The easiest way to figure this out is to run a CHAID (or your favorite interaction detection technique) analysis, then dump those variables into your favorite statistical program. If at least one of the interaction variables does not appear in your final model, your statistician should have some serious explaining to do.

(4) The wrong goals are in mind - More often than not, statisticians will deliver models that deliver the maximum statistical advantage. Problem is, you know -as a marketer - that in the "imperfect" universe there are still a whole bunch of sales. Think of it this way - in most models there is a pretty steep curve. But if you only did, say, the top 20% (because the model told me this was the maximum point of efficiency), chances are you would be cutting out about 50% of sales. That's a bad thing. Your goal as a marketer is not to deliver maximum statistical efficiency, but to deliver maximum business efficiency. So a model should tell you - in business terms - where you really cost yourself in terms of target measurement. Where does your cost per acquired account (or whatever your key variable happens to be) go so far underwater to make the whole effort not worthwhile. THAT's a starting point for where you want to cut off the model...

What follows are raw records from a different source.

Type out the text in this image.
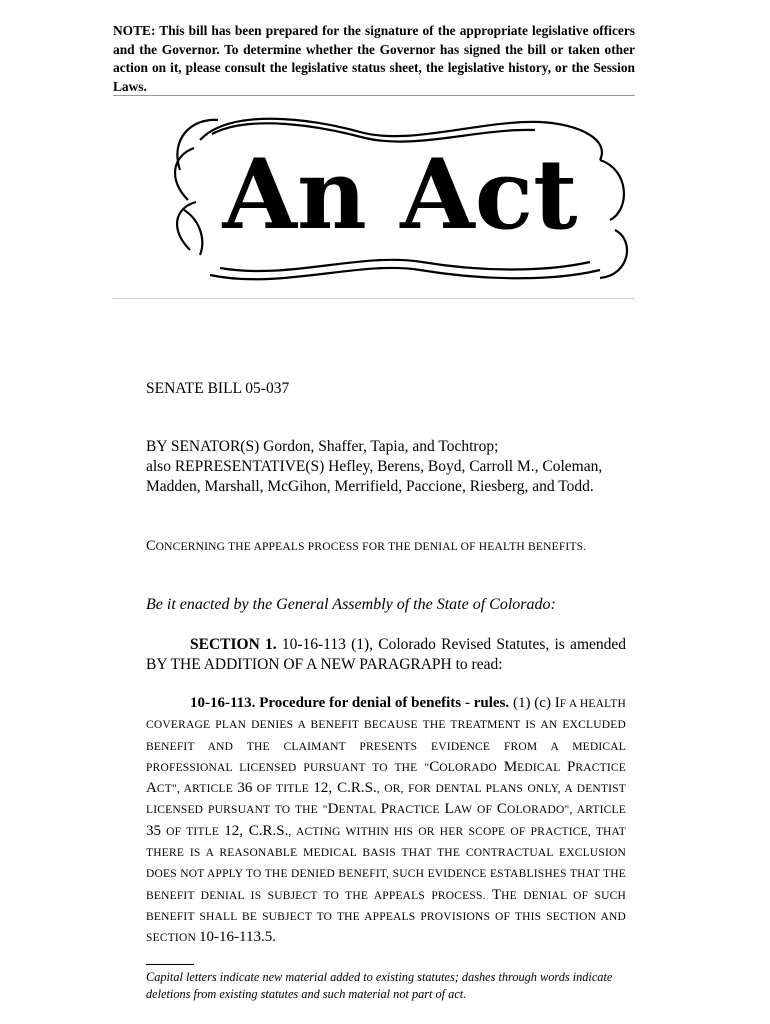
NOTE: This bill has been prepared for the signature of the appropriate legislative officers and the Governor. To determine whether the Governor has signed the bill or taken other action on it, please consult the legislative status sheet, the legislative history, or the Session Laws.
An Act
SENATE BILL 05-037
BY SENATOR(S) Gordon, Shaffer, Tapia, and Tochtrop;
also REPRESENTATIVE(S) Hefley, Berens, Boyd, Carroll M., Coleman, Madden, Marshall, McGihon, Merrifield, Paccione, Riesberg, and Todd.
CONCERNING THE APPEALS PROCESS FOR THE DENIAL OF HEALTH BENEFITS.
Be it enacted by the General Assembly of the State of Colorado:
SECTION 1. 10-16-113 (1), Colorado Revised Statutes, is amended BY THE ADDITION OF A NEW PARAGRAPH to read:
10-16-113. Procedure for denial of benefits - rules. (1) (c) IF A HEALTH COVERAGE PLAN DENIES A BENEFIT BECAUSE THE TREATMENT IS AN EXCLUDED BENEFIT AND THE CLAIMANT PRESENTS EVIDENCE FROM A MEDICAL PROFESSIONAL LICENSED PURSUANT TO THE "COLORADO MEDICAL PRACTICE ACT", ARTICLE 36 OF TITLE 12, C.R.S., OR, FOR DENTAL PLANS ONLY, A DENTIST LICENSED PURSUANT TO THE "DENTAL PRACTICE LAW OF COLORADO", ARTICLE 35 OF TITLE 12, C.R.S., ACTING WITHIN HIS OR HER SCOPE OF PRACTICE, THAT THERE IS A REASONABLE MEDICAL BASIS THAT THE CONTRACTUAL EXCLUSION DOES NOT APPLY TO THE DENIED BENEFIT, SUCH EVIDENCE ESTABLISHES THAT THE BENEFIT DENIAL IS SUBJECT TO THE APPEALS PROCESS. THE DENIAL OF SUCH BENEFIT SHALL BE SUBJECT TO THE APPEALS PROVISIONS OF THIS SECTION AND SECTION 10-16-113.5.
Capital letters indicate new material added to existing statutes; dashes through words indicate deletions from existing statutes and such material not part of act.
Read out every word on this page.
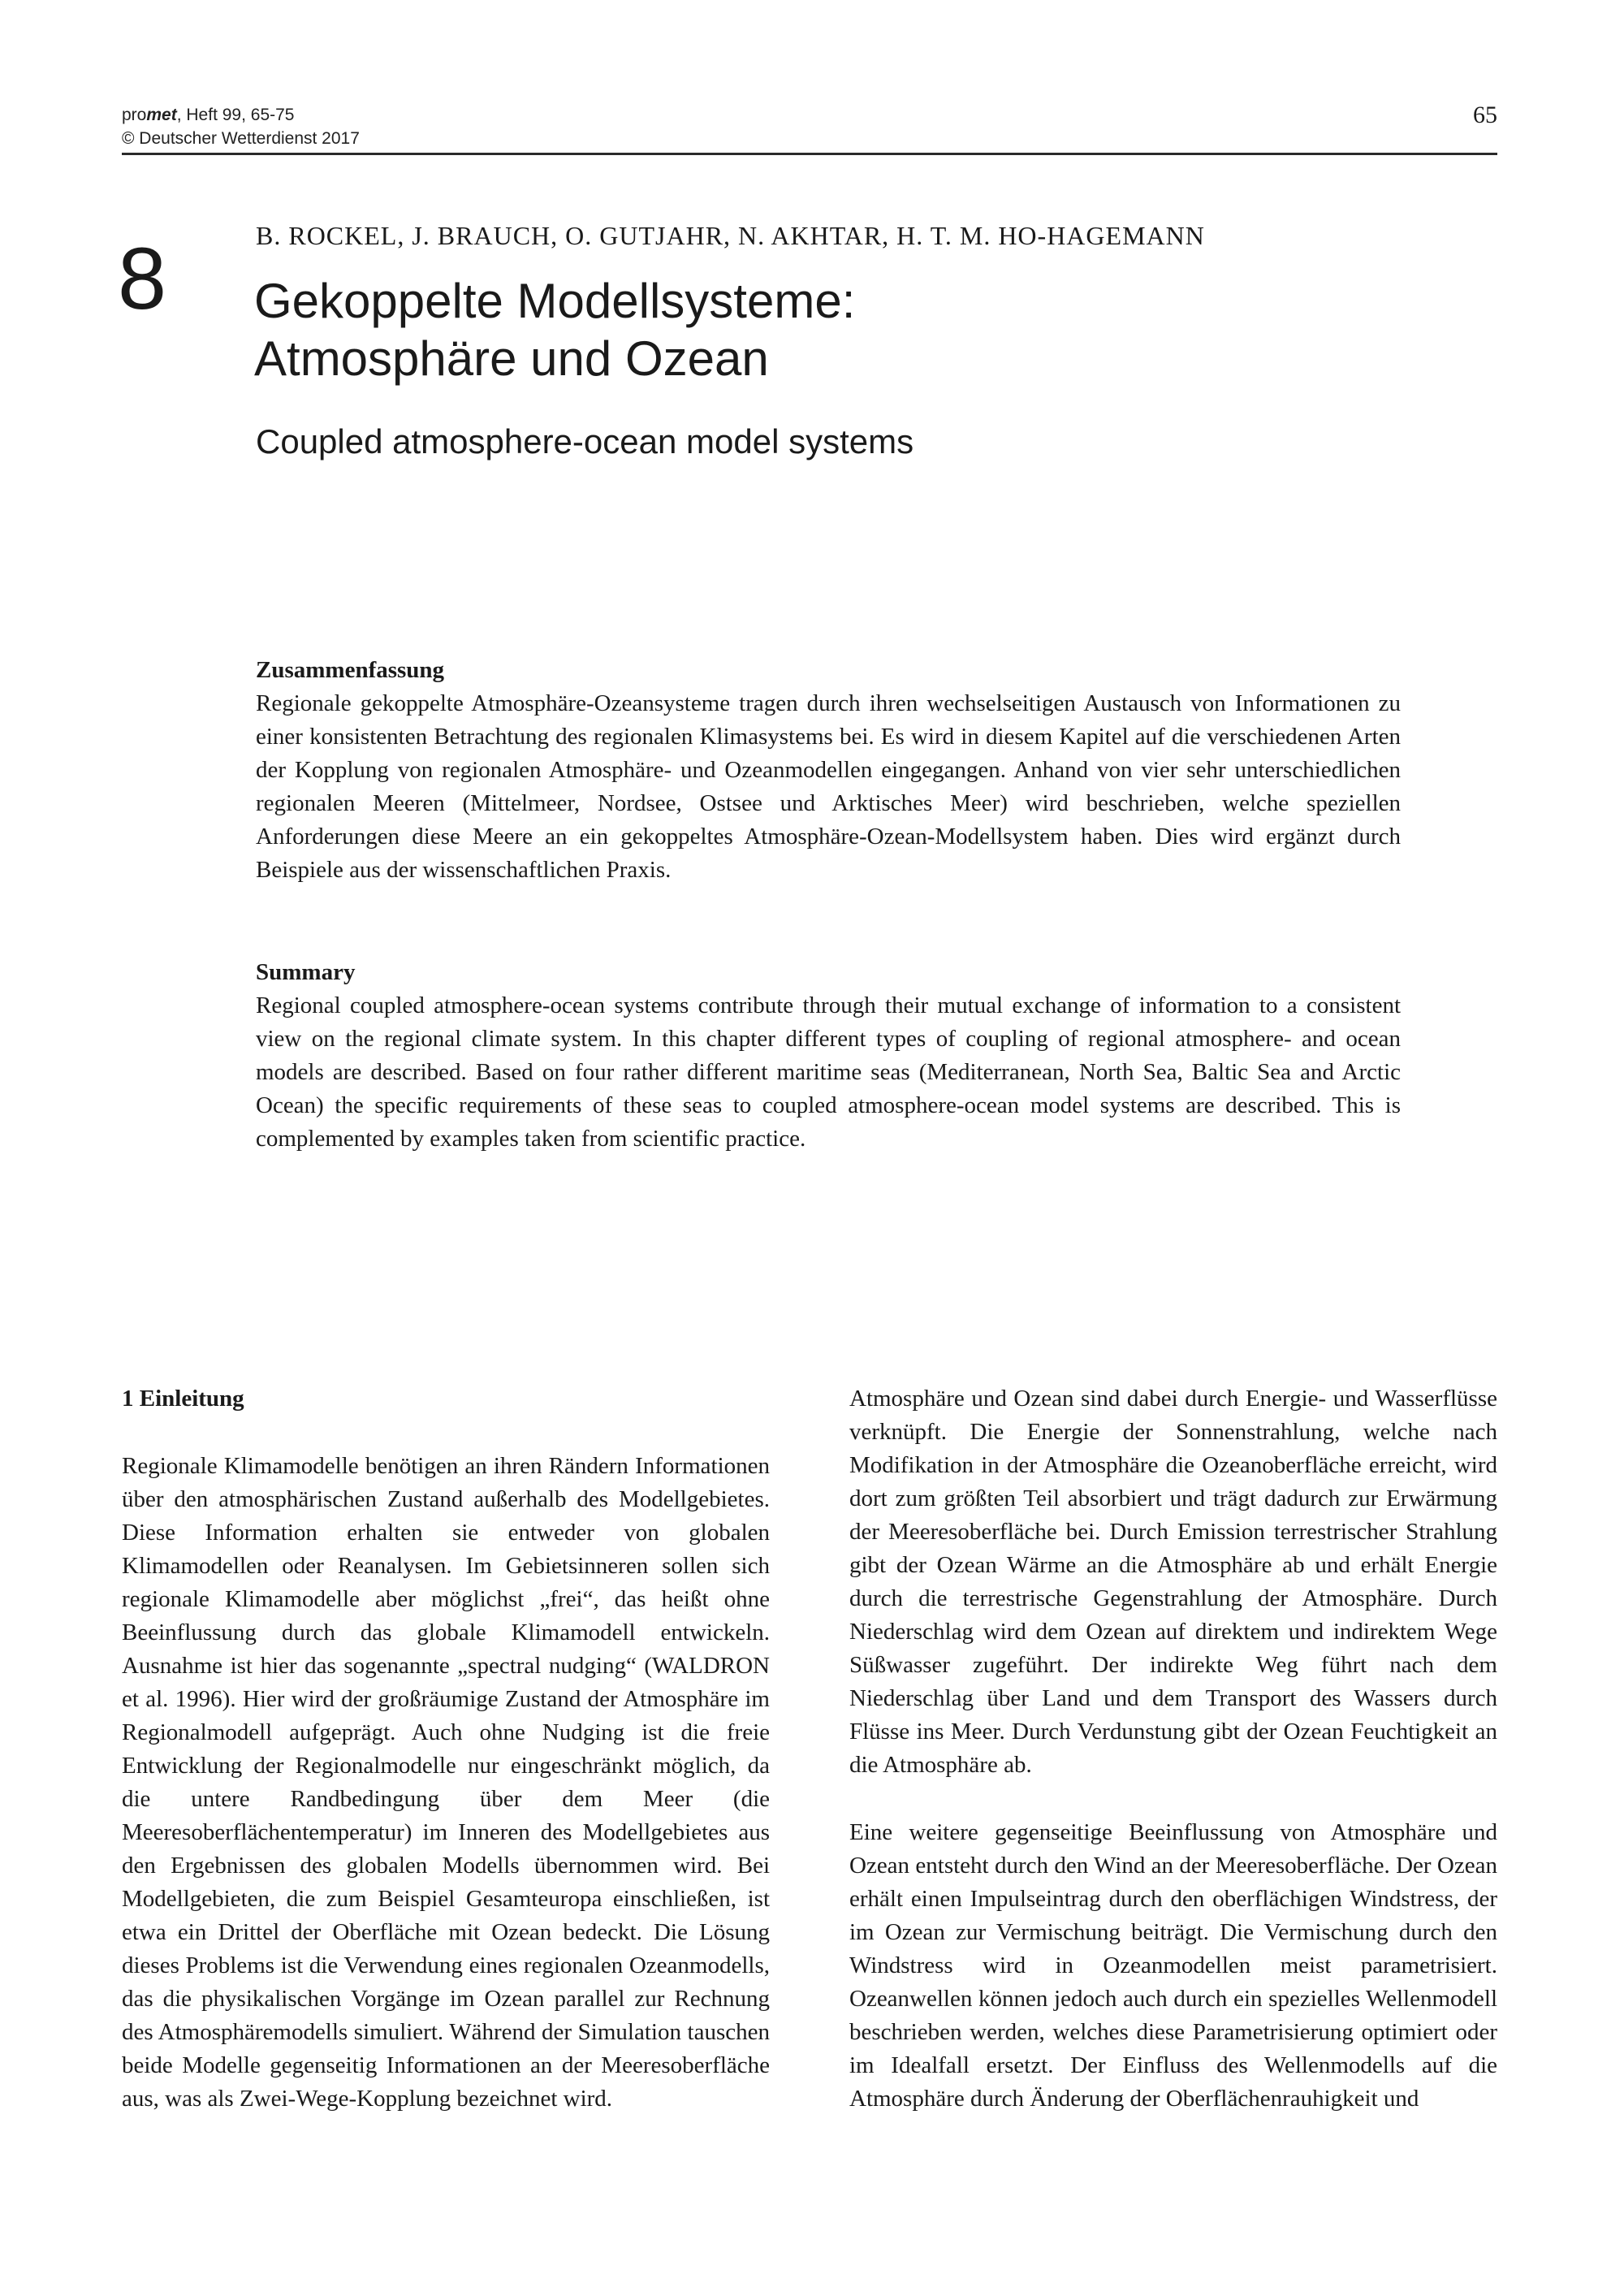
promet, Heft 99, 65-75
© Deutscher Wetterdienst 2017
65
8	B. ROCKEL, J. BRAUCH, O. GUTJAHR, N. AKHTAR, H. T. M. HO-HAGEMANN
Gekoppelte Modellsysteme:
Atmosphäre und Ozean
Coupled atmosphere-ocean model systems
Zusammenfassung

Regionale gekoppelte Atmosphäre-Ozeansysteme tragen durch ihren wechselseitigen Austausch von Informationen zu einer konsistenten Betrachtung des regionalen Klimasystems bei. Es wird in diesem Kapitel auf die verschiedenen Arten der Kopplung von regionalen Atmosphäre- und Ozeanmodellen eingegangen. Anhand von vier sehr unterschiedlichen regionalen Meeren (Mittelmeer, Nordsee, Ostsee und Arktisches Meer) wird beschrieben, welche speziellen Anforderungen diese Meere an ein gekoppeltes Atmosphäre-Ozean-Modellsystem haben. Dies wird ergänzt durch Beispiele aus der wissenschaftlichen Praxis.

Summary

Regional coupled atmosphere-ocean systems contribute through their mutual exchange of information to a consistent view on the regional climate system. In this chapter different types of coupling of regional atmosphere- and ocean models are described. Based on four rather different maritime seas (Mediterranean, North Sea, Baltic Sea and Arctic Ocean) the specific requirements of these seas to coupled atmosphere-ocean model systems are described. This is complemented by examples taken from scientific practice.

1 Einleitung

Regionale Klimamodelle benötigen an ihren Rändern Informationen über den atmosphärischen Zustand außerhalb des Modellgebietes. Diese Information erhalten sie entweder von globalen Klimamodellen oder Reanalysen. Im Gebietsinneren sollen sich regionale Klimamodelle aber möglichst „frei“, das heißt ohne Beeinflussung durch das globale Klimamodell entwickeln. Ausnahme ist hier das sogenannte „spectral nudging“ (WALDRON et al. 1996). Hier wird der großräumige Zustand der Atmosphäre im Regionalmodell aufgeprägt. Auch ohne Nudging ist die freie Entwicklung der Regionalmodelle nur eingeschränkt möglich, da die untere Randbedingung über dem Meer (die Meeresoberflächentemperatur) im Inneren des Modellgebietes aus den Ergebnissen des globalen Modells übernommen wird. Bei Modellgebieten, die zum Beispiel Gesamteuropa einschließen, ist etwa ein Drittel der Oberfläche mit Ozean bedeckt. Die Lösung dieses Problems ist die Verwendung eines regionalen Ozeanmodells, das die physikalischen Vorgänge im Ozean parallel zur Rechnung des Atmosphäremodells simuliert. Während der Simulation tauschen beide Modelle gegenseitig Informationen an der Meeresoberfläche aus, was als Zwei-Wege-Kopplung bezeichnet wird.

Atmosphäre und Ozean sind dabei durch Energie- und Wasserflüsse verknüpft. Die Energie der Sonnenstrahlung, welche nach Modifikation in der Atmosphäre die Ozeanoberfläche erreicht, wird dort zum größten Teil absorbiert und trägt dadurch zur Erwärmung der Meeresoberfläche bei. Durch Emission terrestrischer Strahlung gibt der Ozean Wärme an die Atmosphäre ab und erhält Energie durch die terrestrische Gegenstrahlung der Atmosphäre. Durch Niederschlag wird dem Ozean auf direktem und indirektem Wege Süßwasser zugeführt. Der indirekte Weg führt nach dem Niederschlag über Land und dem Transport des Wassers durch Flüsse ins Meer. Durch Verdunstung gibt der Ozean Feuchtigkeit an die Atmosphäre ab.

Eine weitere gegenseitige Beeinflussung von Atmosphäre und Ozean entsteht durch den Wind an der Meeresoberfläche. Der Ozean erhält einen Impulseintrag durch den oberflächigen Windstress, der im Ozean zur Vermischung beiträgt. Die Vermischung durch den Windstress wird in Ozeanmodellen meist parametrisiert. Ozeanwellen können jedoch auch durch ein spezielles Wellenmodell beschrieben werden, welches diese Parametrisierung optimiert oder im Idealfall ersetzt. Der Einfluss des Wellenmodells auf die Atmosphäre durch Änderung der Oberflächenrauhigkeit und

(5) Using modelers who are inexperienced at business - Statistics are hard. Hard to create, hard to use, hard to understand. As a result, models have fallen into the hands of not the most socially ept people in a company. Not everyone, of course, but in all probability the one who is working on your model. The aggravating thing is that - the less experienced in business a modeler is - the more arrogant they are about clinging to statistical correctness. Sometimes close enough is good enough...but it takes business experience to figure that out. You may get lucky and find a youngster who is good at math, good at business and good at accurately communicating results to management. Then again, you might have a pony in your yard when you get home today.

Which leads to...

(6) Marketing is not deeply involved with the process - As a marketer who is about to use a statistical model, if you're not invested in the development of the model it's your own fault. You're the one responsible for the results - you need to roll up your sleeves and dig in. You don't need to know jack about stats - you need to be able to lend business guidance to the people developing the models. Many of the people I know who develop models do not think like marketers - they're not trained to. That's YOUR job. If you abdicate it and the model fails, bad on you. It's not all that hard to understand the basic concepts. Get in and dig around.

Statistical models are not bad. In fact, they can be quite helpful. But you have to view them with the same vigor you would look at other aspects of your marketing programs. That way you can see your modelers not as someone whose stare can paralyze you, but someone with an interesting way of looking at you...


  1. Hi Bob, thank you for taking the plunge into blogging.

    I am one of the statisticians that you talk about in your article. I've spent more than twenty years working with business leaders, and I have been on the receiving end of the criticisms you outline in this well written piece.

    Hopefully, you'll run across more modeling folks who conduct business in the opposite way that you characterize my industry in this article. There's a large number of us who try really hard to provide good models and great customer service, and try to be patient with folks who aren't able to build models but have other really good business skills.

  2. Funny post, Bob, and very true, most times. I agree that the marketer needs to be hands-on, and really learn what went into the model. The marketer needs to bring his/her knowledge of the customer to this process.

    I would also suggest that any modeler that provides a black-box solution--who won't share the scorecard, for example--should be avoided like the plague.

    Finally, it's really important to match the data you're using to the task at hand. There's no point in analyzing a bunch of datapoints, if those data points have no relevance to your specific project. I see the big compilers doing this all the time.